Horticulture Research 6,
Article number: 108 (2019)
doi: https://doi.org/10.1038/s41438-019-0191-x
Views: 919

Received: 13 May 2019
Revised: 19 Jul 2019
Accepted: 03 Aug 2019
Published online: 07 Sep 2019

Abstract

Pepper species (Capsicum spp.) are widely used as food, spice, decoration, and medicine. Despite the recent old-world culinary impact, more than 50 commercially recognized pod types have been recorded worldwide from three taxonomic complexes (A, B, and P). The current study aimed to apply a pan-plastome approach to resolve the plastomic boundaries among those complexes and identify effective loci for the taxonomical resolution and molecular identification of the studied species/varieties. High-resolution pan-plastomes of five species and two varieties were assembled and compared from 321 accessions. Phyloplastomic and network analyses clarified the taxonomic position of the studied species/varieties and revealed a pronounced number of accessions to be the rare and endemic species, C. galapagoense, that were mistakenly labeled as C. annuum var. glabriusculum among others.
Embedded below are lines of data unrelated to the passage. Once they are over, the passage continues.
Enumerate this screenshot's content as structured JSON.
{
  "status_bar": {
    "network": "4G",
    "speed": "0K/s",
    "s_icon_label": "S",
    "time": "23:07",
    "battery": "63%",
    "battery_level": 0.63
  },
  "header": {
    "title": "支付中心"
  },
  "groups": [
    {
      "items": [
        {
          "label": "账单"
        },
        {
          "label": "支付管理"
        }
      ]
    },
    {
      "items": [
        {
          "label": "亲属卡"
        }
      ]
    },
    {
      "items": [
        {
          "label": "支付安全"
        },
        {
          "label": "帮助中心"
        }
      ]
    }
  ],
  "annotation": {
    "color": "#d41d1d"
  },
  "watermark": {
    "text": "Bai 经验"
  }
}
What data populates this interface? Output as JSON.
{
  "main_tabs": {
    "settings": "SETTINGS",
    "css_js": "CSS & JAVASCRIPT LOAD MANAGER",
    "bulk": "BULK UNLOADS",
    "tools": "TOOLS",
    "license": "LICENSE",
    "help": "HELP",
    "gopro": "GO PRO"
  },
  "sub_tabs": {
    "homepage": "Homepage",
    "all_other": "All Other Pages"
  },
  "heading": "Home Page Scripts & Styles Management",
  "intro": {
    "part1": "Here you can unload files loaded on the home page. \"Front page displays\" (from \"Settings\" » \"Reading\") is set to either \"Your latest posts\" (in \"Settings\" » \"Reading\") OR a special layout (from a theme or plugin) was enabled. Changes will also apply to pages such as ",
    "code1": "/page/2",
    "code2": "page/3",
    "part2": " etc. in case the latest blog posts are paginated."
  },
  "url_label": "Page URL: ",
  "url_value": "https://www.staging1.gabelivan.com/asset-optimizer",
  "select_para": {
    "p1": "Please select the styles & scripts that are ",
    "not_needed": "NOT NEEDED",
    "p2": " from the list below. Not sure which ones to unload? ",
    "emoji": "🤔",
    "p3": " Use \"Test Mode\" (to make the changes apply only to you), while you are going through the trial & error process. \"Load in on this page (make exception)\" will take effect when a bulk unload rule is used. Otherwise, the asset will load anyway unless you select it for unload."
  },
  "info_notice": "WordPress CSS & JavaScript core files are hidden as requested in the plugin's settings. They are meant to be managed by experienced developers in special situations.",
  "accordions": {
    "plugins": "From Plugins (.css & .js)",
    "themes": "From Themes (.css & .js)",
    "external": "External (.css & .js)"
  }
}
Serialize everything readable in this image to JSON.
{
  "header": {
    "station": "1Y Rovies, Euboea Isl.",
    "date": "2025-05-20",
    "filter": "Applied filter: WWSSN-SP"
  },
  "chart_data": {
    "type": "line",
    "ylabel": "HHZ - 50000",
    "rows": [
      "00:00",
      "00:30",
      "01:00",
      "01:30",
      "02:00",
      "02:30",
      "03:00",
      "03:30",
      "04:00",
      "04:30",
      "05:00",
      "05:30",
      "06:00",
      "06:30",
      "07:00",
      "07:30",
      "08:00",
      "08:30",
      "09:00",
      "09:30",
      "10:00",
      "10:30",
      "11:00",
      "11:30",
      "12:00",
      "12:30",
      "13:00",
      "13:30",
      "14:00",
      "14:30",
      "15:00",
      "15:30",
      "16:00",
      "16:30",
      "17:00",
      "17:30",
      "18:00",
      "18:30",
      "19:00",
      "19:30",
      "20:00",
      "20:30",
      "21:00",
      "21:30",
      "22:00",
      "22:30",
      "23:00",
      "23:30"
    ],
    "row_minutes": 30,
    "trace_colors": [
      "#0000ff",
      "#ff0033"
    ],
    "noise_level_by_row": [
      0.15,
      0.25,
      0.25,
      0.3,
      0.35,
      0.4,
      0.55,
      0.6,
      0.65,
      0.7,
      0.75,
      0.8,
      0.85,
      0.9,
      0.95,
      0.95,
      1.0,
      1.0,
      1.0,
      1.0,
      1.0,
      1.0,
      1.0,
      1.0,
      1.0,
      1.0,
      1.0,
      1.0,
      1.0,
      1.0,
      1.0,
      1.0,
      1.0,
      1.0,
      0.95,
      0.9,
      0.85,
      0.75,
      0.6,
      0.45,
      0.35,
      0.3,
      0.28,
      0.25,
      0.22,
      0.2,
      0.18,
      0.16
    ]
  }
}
Similarly, some NCBI-deposited plastomes were clustered differently from their labels. The rpl23-trnI intergenic spacer contained a 44 bp tandem repeat that, in addition to other InDels, was capable of discriminating the investigated Capsicum species/varieties. The rps16-trnQ/rbcL-accD/ycf3-trnS gene set was determined to be sufficiently polymorphic to retrieve the complete phyloplastomic signal among the studied Capsicum spp. The pan-plastome approach was shown to be useful in resolving the taxonomical complexes, settling the incomplete lineage sorting conflict and developing a molecular marker set for Capsicum spp. identification.